Advancements in Polyethylene Oxide (PEO)–Active Filler Composite Polymer Electrolytes for Lithium-Ion Batteries: A Comprehensive Review and Prospects
Hazlina Junoh,
Nuha Awang,
Hazirah Syahirah Zakria,
Nurul Amira Shazwani Zainuddin,
Nik Abdul Hadi Md Nordin,
Nuor Sariyan Suhaimin,
Tomoya Enoki,
Takahiro Uno,
Masataka Kubo
Affiliations
Hazlina Junoh
Faculty of Engineering, Department of Applied Chemistry, Mie University, 1577 Kurimamachiyacho, Tsu 514-8507, Japan
Nuha Awang
Plant Engineering Technology (PETech), Malaysia Institute of Industrial Technology (UniKL, MITEC), Universiti Kuala Lumpur, Jln Persiaran Sinaran Ilmu, Bandar Seri Alam, Masai 81750, Malaysia
Hazirah Syahirah Zakria
Faculty of Engineering, Department of Applied Chemistry, Mie University, 1577 Kurimamachiyacho, Tsu 514-8507, Japan
Nurul Amira Shazwani Zainuddin
Faculty of Engineering, Department of Applied Chemistry, Mie University, 1577 Kurimamachiyacho, Tsu 514-8507, Japan
Nik Abdul Hadi Md Nordin
Department of Chemical Engineering, Universiti Teknologi PETRONAS, Seri Iskandar 32610, Malaysia
Nuor Sariyan Suhaimin
Advanced Membrane Technology Research Centre (AMTEC), School of Chemical and Energy Engineering, Faculty of Engineering, Universiti Teknologi Malaysia, Skudai 81310, Malaysia
Tomoya Enoki
Faculty of Engineering, Department of Applied Chemistry, Mie University, 1577 Kurimamachiyacho, Tsu 514-8507, Japan
Takahiro Uno
Faculty of Engineering, Department of Applied Chemistry, Mie University, 1577 Kurimamachiyacho, Tsu 514-8507, Japan
Masataka Kubo
Faculty of Engineering, Department of Applied Chemistry, Mie University, 1577 Kurimamachiyacho, Tsu 514-8507, Japan
Polyethylene oxide (PEO) has become a highly sought−after polymer electrolyte for lithium−ion batteries (LIBs) due to its high ionic conductivity, strong mechanical properties, and broad electrochemical stability range. However, its usefulness is hindered by its limited ionic conductivity at typical temperatures (<60 °C).
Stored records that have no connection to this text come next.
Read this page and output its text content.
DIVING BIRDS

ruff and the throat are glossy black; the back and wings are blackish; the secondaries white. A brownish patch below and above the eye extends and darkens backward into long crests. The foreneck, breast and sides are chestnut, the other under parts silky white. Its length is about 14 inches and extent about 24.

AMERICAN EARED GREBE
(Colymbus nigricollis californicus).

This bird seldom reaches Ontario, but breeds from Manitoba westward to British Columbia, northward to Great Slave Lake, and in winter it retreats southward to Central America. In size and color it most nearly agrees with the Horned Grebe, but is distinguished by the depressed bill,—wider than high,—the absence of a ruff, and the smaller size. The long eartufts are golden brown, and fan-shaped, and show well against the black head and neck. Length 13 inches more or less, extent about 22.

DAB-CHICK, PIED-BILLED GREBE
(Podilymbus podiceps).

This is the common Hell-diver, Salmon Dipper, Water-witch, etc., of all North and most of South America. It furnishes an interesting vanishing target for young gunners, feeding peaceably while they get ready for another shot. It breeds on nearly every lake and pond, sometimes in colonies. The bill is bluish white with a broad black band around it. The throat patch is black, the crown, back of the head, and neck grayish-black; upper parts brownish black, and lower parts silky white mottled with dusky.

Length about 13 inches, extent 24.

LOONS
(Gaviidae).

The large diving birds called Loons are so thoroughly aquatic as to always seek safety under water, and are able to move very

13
Many researchers have delved into the integration of active fillers into the PEO matrix to improve the ionic conductivity and overall efficiency of composite polymer electrolytes (CPEs) for LIBs. This review delves deeply into the latest developments and insights in CPEs for LIBs, focusing on the role of PEO–active filler composites. It explores the impact of different types and morphologies of active fillers on the electrochemical behavior of CPEs. Additionally, it explores the mechanisms that contribute to the improved ionic conductivity and Li−ion transport in PEO−based CPEs. This paper also emphasizes the present obstacles and prospects in the advancement of CPEs containing PEO–active filler composites for LIBs. It serves as a valuable reference for scientists and engineers engaged in the domain of advanced energy storage systems, offering insights for the forthcoming development and enhancement of CPEs to achieve superior performance in LIBs.